I'm at least nominally an American, a member of the lucky sperm club born into relative prosperity in the first world. But i'm enough of a cultural outsider to see that it's that luck that's primary to me having an American ID, and not some ontological difference between me and others.
So yes, i understand that our nation has a different national mythos (a term i use as a non-perjorative description of the world-view and sense of history and kinship that produces ethnic or national idenity) and historical character than al-queda does.
But they both form in reaction to imperial power...the difference is that we do so by usurpation, the redefining of primarily British values as now "American" values. We look fairly similar, and later become allies, etc.

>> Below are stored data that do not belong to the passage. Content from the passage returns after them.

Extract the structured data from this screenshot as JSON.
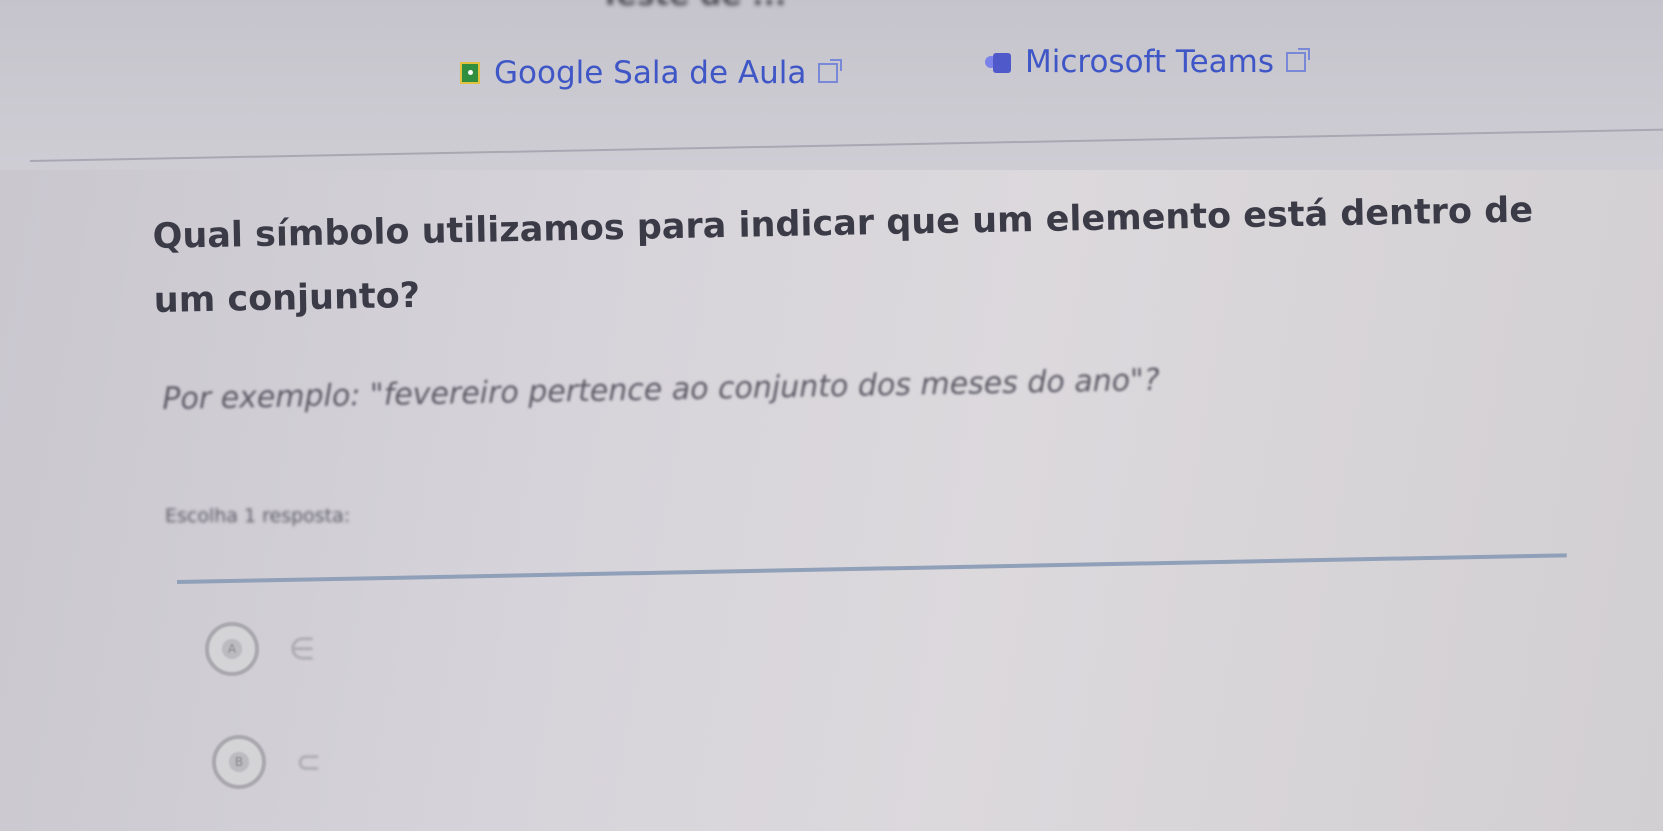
{
  "page": {
    "title_fragment": "Teste de ..."
  },
  "links": {
    "google_classroom": "Google Sala de Aula",
    "microsoft_teams": "Microsoft Teams"
  },
  "question": {
    "text": "Qual símbolo utilizamos para indicar que um elemento está dentro de um conjunto?",
    "example": "Por exemplo: \"fevereiro pertence ao conjunto dos meses do ano\"?",
    "instruction": "Escolha 1 resposta:"
  },
  "options": [
    {
      "letter": "A",
      "symbol": "∈"
    },
    {
      "letter": "B",
      "symbol": "⊂"
    }
  ],
  "colors": {
    "link": "#3f56c7",
    "text": "#3b3b47",
    "divider": "#8fa0b8"
  },
  "icons": {
    "classroom": "google-classroom-icon",
    "teams": "microsoft-teams-icon",
    "external": "external-link-icon"
  }
}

They too are reacting to imperial presenece, but do not do so from within, and so have a very different vocabulary and appearance. But functionally, they still have to mediate the process of being on the outs with the major world power of the day.
So how do we respond? I don't think the answer is to say there's no difference between us...and that it's all basically the same. I don't think that.
But there's a claim that seems to be substrate to our discussion here that they will understand violence. I don't know that they will. As i tried to say, we didn't "understand" their violence on 9/11. We reacted against it.
They didn't "understand" our actions previously, and they do not "understand" our actions in Iraq now. Violence, like other forms of communication, is proving to be fairly unintelligible.
War alledges that it provides a resolution to dispute, whose authority is not external to it's nature...namely that war really decides things in a way that other dispute resolutions cannot. But the failure of war to provide this irrefutable resolution to the cultural conflicts between western nationalism and Arab unrest seems to me to be rather damning of it as a authoritative tactic.
I'm asking...what does work? We have these cartoons being used by both sides to reinforce the boundaries of both groups. Is that desirable? Are we content to fire back at one another? Because the promise of violence and escalation to relieve the tension is an empty one.